The panel was set up after a flood of requests from people demanding that the company remove links to information about them.
Jimmy Wales, the founder of Wikipedia, and Frank La Rue, UN special rapporteur on freedom of expression, are among the independent experts who have agreed to join the new advisory committee. It is set to hold a series of hearings this year in an effort to solve the conflict between an individual’s “right to be forgotten” and the public’s right to know, and is due to report its findings by early 2015.
Others who have joined the committee to look at the ethical and legal challenges posed by the internet include Luciano Floridi, a professor of ethics and philosophy at Oxford University, Professor Peggy Valcke, a media expert at the University of Leuven’s law school, and José-Luis Piñar, a former Spanish data protection agency director.
The panel will be headed by Eric Schmidt, Google’s chairman, and David Drummond, the company’s general counsel. “It is an exciting initiative, which will probably require some hard and rather philosophical thinking,” Professor Floridi said.
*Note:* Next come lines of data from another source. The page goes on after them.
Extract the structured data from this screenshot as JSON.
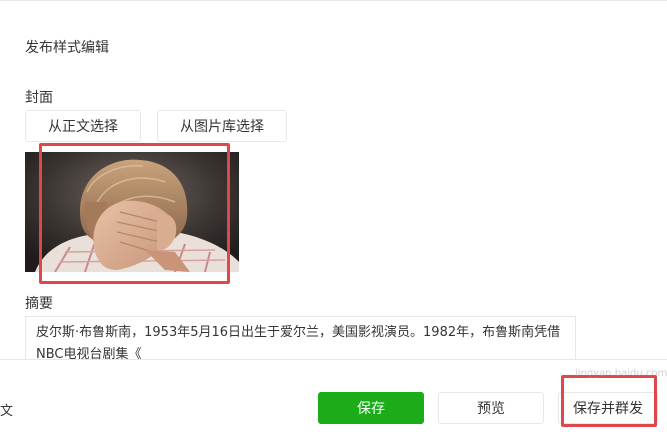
{
  "section_title": "发布样式编辑",
  "cover": {
    "label": "封面",
    "btn_from_text": "从正文选择",
    "btn_from_library": "从图片库选择",
    "image_alt": "woman covering face with hand"
  },
  "summary": {
    "label": "摘要",
    "text": "皮尔斯·布鲁斯南，1953年5月16日出生于爱尔兰，美国影视演员。1982年，布鲁斯南凭借NBC电视台剧集《"
  },
  "footer": {
    "left_text": "文",
    "save_label": "保存",
    "preview_label": "预览",
    "publish_label": "保存并群发"
  },
  "watermark": "jingyan.baidu.com",
  "colors": {
    "accent_green": "#1aad19",
    "highlight_red": "#e0474a"
  }
}
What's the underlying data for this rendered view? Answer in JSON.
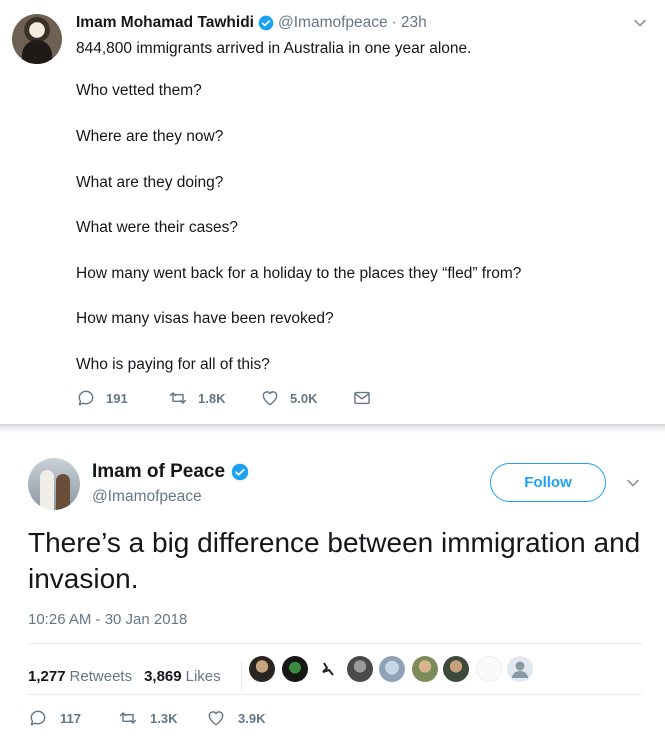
{
  "tweet1": {
    "name": "Imam Mohamad Tawhidi",
    "handle": "@Imamofpeace",
    "separator": "·",
    "time": "23h",
    "lines": [
      "844,800 immigrants arrived in Australia in one year alone.",
      "Who vetted them?",
      "Where are they now?",
      "What are they doing?",
      "What were their cases?",
      "How many went back for a holiday to the places they “fled” from?",
      "How many visas have been revoked?",
      "Who is paying for all of this?"
    ],
    "replies": "191",
    "retweets": "1.8K",
    "likes": "5.0K"
  },
  "tweet2": {
    "name": "Imam of Peace",
    "handle": "@Imamofpeace",
    "follow_label": "Follow",
    "text": "There’s a big difference between immigration and invasion.",
    "timestamp": "10:26 AM - 30 Jan 2018",
    "retweets_count": "1,277",
    "retweets_label": "Retweets",
    "likes_count": "3,869",
    "likes_label": "Likes",
    "replies": "117",
    "retweets": "1.3K",
    "likes": "3.9K"
  },
  "colors": {
    "brand_blue": "#1da1f2",
    "secondary_text": "#657786",
    "primary_text": "#14171a"
  }
}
The move was prompted by a European court ruling this month which has led to Google being inundated with demands from people wanting to hide links to information about their past.
In a statement yesterday a Google spokesman said: “The court’s ruling requires Google to make difficult judgments about an individual’s right to be forgotten and the public’s right to know.”
The advisory committee has been created “to take a thorough look at these issues,” the spokesman added.